In today’s data-driven landscape, transforming complex data into compelling narratives is an essential component of modern business. Andrew Mason, head of data at Grainger, the UK’s largest listed residential landlord, explains how effective storytelling can bridge the gap between data and decision-making. From the importance of data literacy to the impact of generative AI and the productive side of failure, Mason shares how data leaders can navigate the challenges of modern business and foster a positive data culture within their organisations.
Why is data storytelling essential in the modern business world?
Storytelling is the foundation of data communication. You can put lots of hard work into data preparation, but if you can’t communicate your point effectively, that hard work has gone to waste.
Often, the intended audience struggles to resonate with data because it is not conveyed properly. We call it data storytelling, which is really just a way of saying effective data communication. In our world, especially for data professionals, it’s more about story selling; everyone is a salesperson in data. You’re selling insights to the business. So, using data effectively is about selling the story back to the business to encourage an action.
What action do you want people to take? It’s the same when data is used in campaigns outside of the direct business world, whether it’s to get donations for charities or gain votes in politics. It’s about the action that’s being sold, the trick is how to make it appealing to the viewer through data.
In any walk of life, communicating data effectively is important because time is money. We live in a society of instant gratification. People don’t have time to understand charts or decipher algorithms, they need actionable insights to make decisions as quickly as possible.
What do you consider to be the key elements of successful data storytelling?
Interestingly, when I ask people this question in a business context, people often say it’s important to include a beginning, middle and end – but that’s not true. In business, issues rarely have a clear end. We are always moving forward and on to the next action.
Fundamentally, when you’re framing a story, it’s important to focus on the characters in context. Who are the big players? What’s their situation? What goal are they trying to achieve? If they don’t act, what’s the potential consequence? The same story can be structured differently for various audiences, pulling on different threads to engage people with different objectives. The last part of any story is about the route to resolution. What did we do? How did we do it well? You can celebrate an outcome, but it doesn’t mean it’s the end; it will inevitably lead to more questions.
What is the current state of data literacy? What hurdles still need to be overcome?
Data literacy is still in its infancy and remains somewhat misunderstood. In the data industry, we often argue semantics, but what’s important is understanding its meaning within your organisation.
For me, it’s about bringing the business along on the data transformation journey, rather than keeping it confined to an ivory tower. As data leaders, we need to emphasise the importance of data literacy, so that no one in the workforce is left behind. For example, at Grainger, which is a 112 year old business, there has never been a greater focus on and recognition for data, as there is now. But a key part of this evolution is breaking down the barriers, showing and delivering the value, and bringing people with you.
Any kind of digital transformation in a business can make people feel uneasy, as it alters long-standing practices. But today, data literacy is crucial. Every employee should be comfortable making data-driven decisions. Just as you wouldn’t roll out other technologies without training, you shouldn’t do so with data either.
How has your experience in the NHS shaped your approach to leadership at Grainger?
Over six years at the NHS, one of the biggest lessons I learnt was the power of cross-collaboration. The NHS is a vast organisation made up of various entities, each specialising in different areas. To achieve effective results, working together well was essential.

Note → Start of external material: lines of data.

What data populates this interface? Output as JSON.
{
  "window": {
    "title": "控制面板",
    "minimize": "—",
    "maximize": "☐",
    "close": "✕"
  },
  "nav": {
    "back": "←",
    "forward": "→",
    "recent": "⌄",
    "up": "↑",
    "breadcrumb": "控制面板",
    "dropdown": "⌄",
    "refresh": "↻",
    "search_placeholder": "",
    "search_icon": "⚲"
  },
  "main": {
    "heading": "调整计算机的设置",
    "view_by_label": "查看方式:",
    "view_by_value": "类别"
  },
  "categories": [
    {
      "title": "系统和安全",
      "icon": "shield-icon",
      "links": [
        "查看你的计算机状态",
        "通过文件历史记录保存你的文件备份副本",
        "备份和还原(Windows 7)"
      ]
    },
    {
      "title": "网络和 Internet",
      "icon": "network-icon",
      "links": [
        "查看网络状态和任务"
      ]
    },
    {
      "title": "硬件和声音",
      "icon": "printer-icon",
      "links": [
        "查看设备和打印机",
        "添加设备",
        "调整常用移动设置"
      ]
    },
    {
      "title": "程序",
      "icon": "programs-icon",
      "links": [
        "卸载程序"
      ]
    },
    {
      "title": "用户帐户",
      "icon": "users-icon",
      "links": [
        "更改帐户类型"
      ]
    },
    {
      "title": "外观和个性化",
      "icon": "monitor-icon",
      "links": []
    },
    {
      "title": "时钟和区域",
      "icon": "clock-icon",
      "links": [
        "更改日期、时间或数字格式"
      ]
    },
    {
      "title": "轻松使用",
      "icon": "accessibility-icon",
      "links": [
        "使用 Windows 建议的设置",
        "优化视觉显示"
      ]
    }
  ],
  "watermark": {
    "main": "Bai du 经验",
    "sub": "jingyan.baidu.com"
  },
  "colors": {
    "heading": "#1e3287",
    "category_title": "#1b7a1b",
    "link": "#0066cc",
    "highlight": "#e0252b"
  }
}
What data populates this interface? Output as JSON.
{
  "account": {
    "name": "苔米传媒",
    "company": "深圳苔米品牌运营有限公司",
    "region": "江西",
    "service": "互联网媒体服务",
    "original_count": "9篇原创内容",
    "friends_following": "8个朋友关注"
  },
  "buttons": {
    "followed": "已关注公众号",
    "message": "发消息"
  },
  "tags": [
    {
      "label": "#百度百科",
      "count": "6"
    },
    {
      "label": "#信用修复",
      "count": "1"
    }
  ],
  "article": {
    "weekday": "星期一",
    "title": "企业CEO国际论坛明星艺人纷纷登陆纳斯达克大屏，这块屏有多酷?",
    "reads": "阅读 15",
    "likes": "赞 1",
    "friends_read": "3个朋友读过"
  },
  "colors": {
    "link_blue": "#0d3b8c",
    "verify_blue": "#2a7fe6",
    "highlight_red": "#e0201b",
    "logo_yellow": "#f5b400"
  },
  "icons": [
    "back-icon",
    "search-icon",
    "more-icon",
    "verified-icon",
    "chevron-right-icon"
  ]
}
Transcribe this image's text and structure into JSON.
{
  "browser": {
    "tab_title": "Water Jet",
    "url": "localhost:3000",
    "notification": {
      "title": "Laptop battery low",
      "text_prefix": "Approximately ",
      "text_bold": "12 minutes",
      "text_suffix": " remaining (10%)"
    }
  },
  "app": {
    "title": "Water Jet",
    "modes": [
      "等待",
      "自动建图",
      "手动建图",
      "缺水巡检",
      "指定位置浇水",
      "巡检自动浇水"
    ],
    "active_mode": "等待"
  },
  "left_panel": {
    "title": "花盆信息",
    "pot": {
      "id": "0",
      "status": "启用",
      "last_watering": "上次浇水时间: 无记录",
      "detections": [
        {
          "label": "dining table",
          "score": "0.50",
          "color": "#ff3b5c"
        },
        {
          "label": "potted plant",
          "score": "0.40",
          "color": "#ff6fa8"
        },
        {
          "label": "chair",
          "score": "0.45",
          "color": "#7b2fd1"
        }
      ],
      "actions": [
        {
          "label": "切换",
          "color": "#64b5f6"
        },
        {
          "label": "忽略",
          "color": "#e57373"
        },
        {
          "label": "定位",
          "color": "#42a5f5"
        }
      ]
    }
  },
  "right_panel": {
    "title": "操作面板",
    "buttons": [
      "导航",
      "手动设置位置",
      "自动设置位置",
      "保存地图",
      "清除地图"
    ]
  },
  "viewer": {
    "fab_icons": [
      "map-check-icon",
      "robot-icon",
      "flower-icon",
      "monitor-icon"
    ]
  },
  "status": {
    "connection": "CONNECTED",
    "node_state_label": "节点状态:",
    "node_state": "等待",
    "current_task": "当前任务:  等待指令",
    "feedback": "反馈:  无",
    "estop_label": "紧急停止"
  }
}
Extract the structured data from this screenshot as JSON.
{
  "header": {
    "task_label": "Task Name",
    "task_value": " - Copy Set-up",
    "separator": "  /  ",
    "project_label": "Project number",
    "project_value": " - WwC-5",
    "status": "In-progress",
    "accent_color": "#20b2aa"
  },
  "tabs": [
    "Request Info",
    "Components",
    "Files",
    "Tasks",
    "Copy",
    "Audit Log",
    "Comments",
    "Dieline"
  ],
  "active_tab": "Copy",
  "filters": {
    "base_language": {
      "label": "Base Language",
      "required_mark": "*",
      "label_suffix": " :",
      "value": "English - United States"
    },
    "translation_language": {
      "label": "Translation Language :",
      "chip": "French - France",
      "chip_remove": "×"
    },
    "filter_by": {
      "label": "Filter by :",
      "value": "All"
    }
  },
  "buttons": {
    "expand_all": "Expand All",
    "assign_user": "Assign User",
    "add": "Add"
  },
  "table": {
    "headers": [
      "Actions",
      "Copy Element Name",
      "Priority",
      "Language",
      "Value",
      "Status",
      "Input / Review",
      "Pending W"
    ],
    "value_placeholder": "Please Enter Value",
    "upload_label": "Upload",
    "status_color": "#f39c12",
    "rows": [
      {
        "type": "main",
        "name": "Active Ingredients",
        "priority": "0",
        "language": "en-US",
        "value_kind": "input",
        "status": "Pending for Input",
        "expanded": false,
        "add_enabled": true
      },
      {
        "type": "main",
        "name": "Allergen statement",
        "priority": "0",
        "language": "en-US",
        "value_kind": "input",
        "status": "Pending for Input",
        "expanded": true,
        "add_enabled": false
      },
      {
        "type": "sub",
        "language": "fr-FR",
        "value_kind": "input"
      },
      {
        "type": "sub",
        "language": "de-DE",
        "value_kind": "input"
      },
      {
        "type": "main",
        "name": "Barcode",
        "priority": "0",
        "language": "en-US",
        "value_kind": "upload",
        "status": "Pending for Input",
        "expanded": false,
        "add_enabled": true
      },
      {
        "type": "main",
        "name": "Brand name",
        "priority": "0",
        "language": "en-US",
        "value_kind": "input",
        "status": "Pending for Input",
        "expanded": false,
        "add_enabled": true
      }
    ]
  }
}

In data, we rarely deliver value on our own; while we might generate insights, it’s up to the operational teams to implement them.
For example, my team at the NHS provided data to help reduce antibiotic prescriptions in young children, a major initiative to prevent immunity build-up. This involved working closely with many other parts of the NHS, so we were an important cog in a large machine, but just one cog nonetheless.
What’s the biggest challenge you’ve overcome in the last year?
In a single word, it would be ‘failure’. We’ve built a high-functioning team at Grainger, pushing the boundaries of what has been done before. With about 40% of the business using our data platform, we’ve significantly exceeded the industry standard of 25%.
However, as we ventured into advanced analytics, we’ve had to take a lot of learnings when building two specific predictive models that didn’t deliver as we had hoped initially. This was deflating for the team who are eager to get it fully right and meet stakeholder expectations from the get go. On a positive note, we upskilled ourselves and through those initiatives, we uncovered valuable insights.
What is the biggest change on the horizon in your industry?
The buzz around generative AI could be a positive force in the data world. We’ve discussed the importance of data literacy and skills, and AI might help bridge that gap. There are already tools like ThoughtSpot that allow you to ask questions directly about data. For instance, if you want to know how many vacant units are in a building, you can simply type that question instead of extracting data manually. This capability can significantly enhance the accessibility of data. That’s what I’m most excited about – if vendors get it right, it could be transformative.